嶋田:どの打順からでも得点を取れるチャンスがあるのが強みですね。正木(智也=政3・慶應)、若林(将平=環3・履正社)、下山がいるので長打もいっぱい出ますし、福井(章吾=環3・大阪桐蔭)とか勝負強いバッターもいるので、チャンスになったら何かあるんじゃないかと常に思わせるような、周りから見たら怖い打線になっていると思います。

――今のチームも始まって半年以上たったと思いますが、チームとしての一体感はどうですか

嶋田:新しい1年生もやっと合流して、みんな慶應野球部としての自覚も出てきています。自分の役割を一人一人全うした結果がチーム力につながると思うので、160人の部員全員で勝つというのは今も忘れずに大切にしています。

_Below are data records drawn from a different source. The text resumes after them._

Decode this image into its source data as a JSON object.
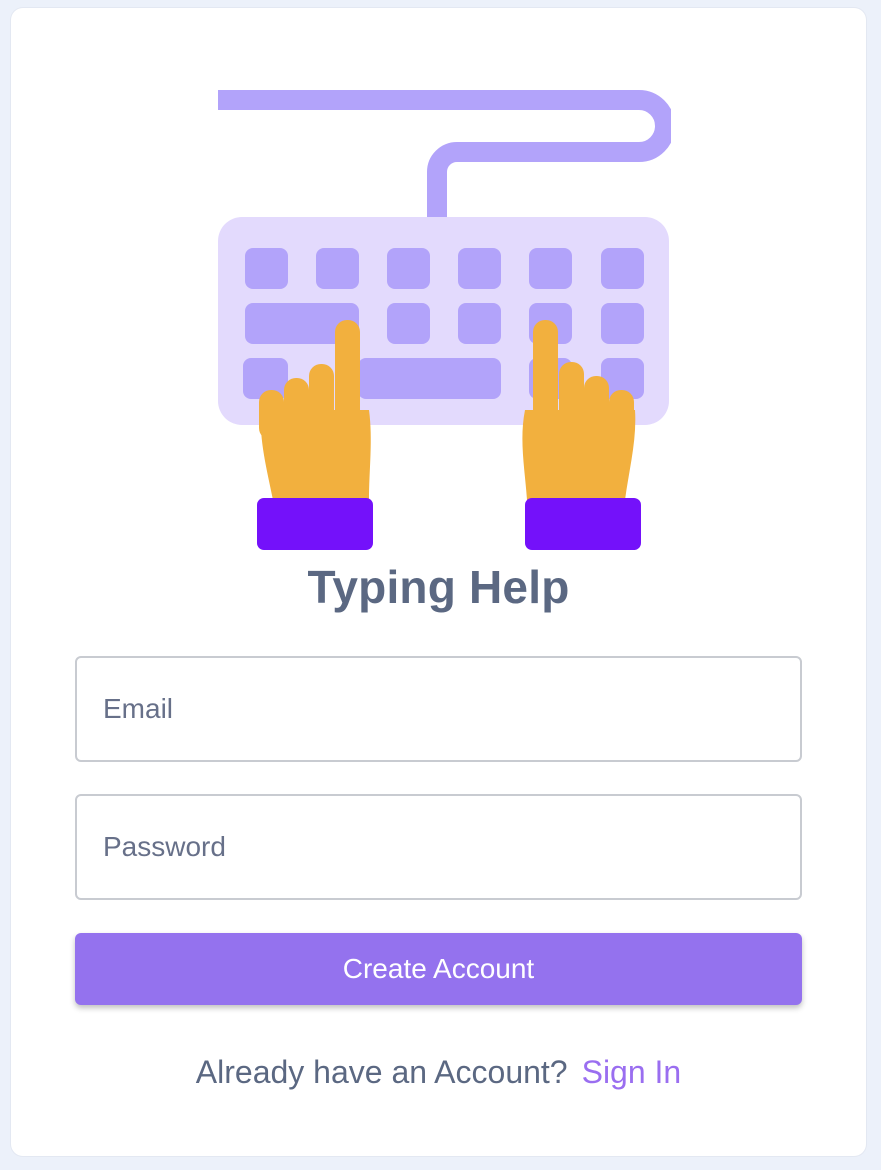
{
  "app": {
    "title": "Typing Help"
  },
  "illustration": {
    "icon": "keyboard-typing-hands-icon",
    "colors": {
      "cable": "#B2A3FA",
      "keyboard_body": "#E3DAFD",
      "keys": "#B2A3FA",
      "hands": "#F2B03E",
      "cuffs": "#7411FA"
    }
  },
  "form": {
    "email": {
      "value": "",
      "placeholder": "Email"
    },
    "password": {
      "value": "",
      "placeholder": "Password"
    },
    "submit_label": "Create Account"
  },
  "footer": {
    "prompt": "Already have an Account?",
    "signin_label": "Sign In"
  },
  "colors": {
    "background": "#ECF1FA",
    "card": "#FFFFFF",
    "text": "#5B6882",
    "accent": "#9472EE",
    "link": "#9A6EF0",
    "input_border": "#C8CBD1"
  }
}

――8月からのリーグ戦は今までにない短期決戦になると思います。勝負のカギになるポイントは何だと思いますか

嶋田:いつものリーグ戦よりは選手交代とかも激しくなってくると思うので、1枚目で出ていく選手だけじゃなくて、2枚目以降の選手もすごくカギになってくるとおもうので、自分の役割をどれだけ自覚して試合に臨めるかというのが短期決戦のカギになってくるのかなと思います。

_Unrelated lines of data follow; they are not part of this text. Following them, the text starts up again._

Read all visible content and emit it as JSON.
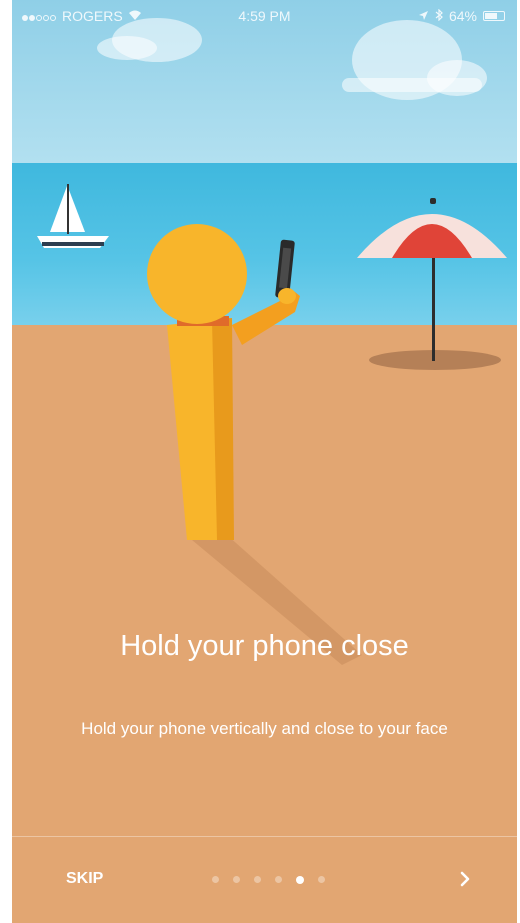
{
  "status_bar": {
    "carrier": "ROGERS",
    "time": "4:59 PM",
    "battery_text": "64%",
    "battery_level": 0.64
  },
  "onboarding": {
    "title": "Hold your phone close",
    "subtitle": "Hold your phone vertically and close to your face",
    "skip_label": "SKIP",
    "page_count": 6,
    "active_page": 5,
    "next_icon": "chevron-right-icon"
  },
  "colors": {
    "sky": "#9fd6ec",
    "sea": "#4cbfe3",
    "sand": "#e2a672",
    "figure": "#f8b52b",
    "umbrella_red": "#e04438"
  }
}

植田:1週間で5試合っていうのはいつものリーグ戦とはまた違った問題が体に出てくる可能性もあるので、体のケアに関してはいつもより慎重に行う必要があると思います。ベストパフォーマンスを出すためには体に疲労がない状態の方が良いと思うので、疲れをいかに抜けるか、試合終わりにどういうケアをするかというのが大事かなと思います。

――お二人はどういう活躍をしたいですか

嶋田:僕は、まずはノーエラーというのと、内野手のボールをカバーするっていうのを第一にしたいです。守備があった上で、チャンスの一本をどれだけ打てるかだと思うので、そこを突き詰めていきたいと思います。

植田:僕は、まずは自分のプレーどうこうよりもチームが勝つためにその場その場での状況を踏まえた上でのバッティングであったり、守備では流れを変えるようなプレーというのを出来たらと思います。

――ケイスポを読んでくださっている慶大野球部ファンの皆さんに向けてリーグ戦への意気込みをお願いします

嶋田:いつも応援してくださってありがとうございます。夏のリーグ戦は変則的な形になりますが、野球部はしっかり準備してリーグ戦に臨みたいと思いますので、温かいご声援のほどよろしくお願いします!

植田:いつも野球部を応援してくださってありがとうございます。この夏は1試合総当たり形式の試合になりますが、チーム一丸となって1位・優勝を目指して頑張りますので温かい応援をどうぞよろしくお願いいたします!

――ありがとうございました!

(この取材は7月31日にオンラインで実施しました。)

(取材:澤田夏美)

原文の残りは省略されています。